Sergeant-Drummer F.J. Bowditch, ‘a native of Poole’, who was an interned POW in Switzerland sent a letter home at the beginning of 1917 requesting that a six-key E Flat piccolo be sent to him at the Hotel Berthod, Chateau-de-Oex. The reason was that he needed it to play in an orchestra that was being created. His injuries meant that he required two sticks to be able to walk and was expecting to have more surgery. Christmas 1916 had been a pleasant time with a Christmas tree, concert, a film show and afternoon tea – ‘we couldn’t have had a better day’s enjoyment’.

The conditions under which POWs were held deteriorated significantly as the war progressed because the Royal Navy blockade was leading to widespread starvation in Germany. The Dorset Guild of Workers had a Prisoners of War Fund which was specifically aimed at providing food and clothing for Dorset Regiment prisoners of war. In June 1917, a view was expressed that if POWs in Germany did not receive food parcels from organisations such as the Dorset Guild ‘these men would starve’.

The Guild supplied parcels for Dorset Regiment men in captivity and subscribers could ‘adopt’ a prisoner at 5s (25p) per week but this increased as the price of materials went up. A special effort was made to send them parcels at Christmas.

A POW wrote in February 1917, after being exchanged and interned in Switzerland, to express his thanks for the parcels from the Dorset Guild which he had received when he was a POW in Germany. ‘Dorset soldiers receiving parcels from the Guild are well satisfied…it is a good parcel to look forward’.

 Comments from other Dorset POWs said the parcels were ‘exceedingly good and I am very grateful’; ‘they come very nice, and regularly, but do want some soap badly’. One man was puzzled he had received no bread but was pleased with his parcels of boots and clothing.

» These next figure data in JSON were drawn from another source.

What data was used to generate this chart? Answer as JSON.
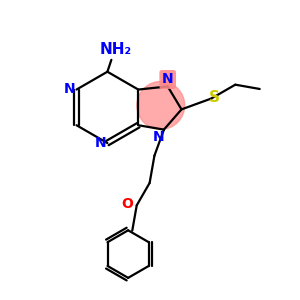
{
  "bg_color": "#ffffff",
  "atom_colors": {
    "N": "#0000ff",
    "S": "#cccc00",
    "O": "#ff0000",
    "C": "#000000"
  },
  "highlight_color": "#ff8888",
  "highlight_alpha": 0.7,
  "lw": 1.6
}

Supplies of bread were from a Central Committee and went via Copenhagen and it was believed that the problems were in Germany. Although an improvement was noted in March 1917, a year later it was said that the German postal system was working badly and that Austrian postal system had collapsed which affected parcels for POWs in Bulgaria and Turkey.

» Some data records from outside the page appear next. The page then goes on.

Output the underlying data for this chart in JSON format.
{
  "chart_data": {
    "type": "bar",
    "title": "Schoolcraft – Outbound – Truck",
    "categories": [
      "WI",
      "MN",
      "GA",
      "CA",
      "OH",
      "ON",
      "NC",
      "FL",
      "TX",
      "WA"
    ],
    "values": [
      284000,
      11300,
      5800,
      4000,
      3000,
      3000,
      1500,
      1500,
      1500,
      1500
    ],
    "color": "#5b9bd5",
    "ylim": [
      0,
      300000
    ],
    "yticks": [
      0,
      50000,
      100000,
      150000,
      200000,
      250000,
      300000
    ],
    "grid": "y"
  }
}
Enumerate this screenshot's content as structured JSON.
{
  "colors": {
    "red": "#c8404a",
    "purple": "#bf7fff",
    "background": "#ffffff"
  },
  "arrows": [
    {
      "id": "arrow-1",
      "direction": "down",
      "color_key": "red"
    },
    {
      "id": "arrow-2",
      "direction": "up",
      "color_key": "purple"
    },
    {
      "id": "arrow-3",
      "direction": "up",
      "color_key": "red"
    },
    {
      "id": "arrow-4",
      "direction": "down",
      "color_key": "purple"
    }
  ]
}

It is estimated that nearly 7,000 officers and 170,000 other ranks were either prisoners-of-war or were interned in a country that was neutral. The experience of Captain Esler, R.A.M.C., highlights how their fortunes could change.   He was held in a POW camp near Baden where he slept on straw riddled with lice and subsisted on a starvation diet. He was then transferred to a POW camp on the Baltic Coast. The contrast could not be more startling. Here they had blankets and sheets, cooking facilities, a recreation hut and entertainments. They received so many food parcels via organisations such as the British Red Cross that they began to give food to the camp guards who were starving.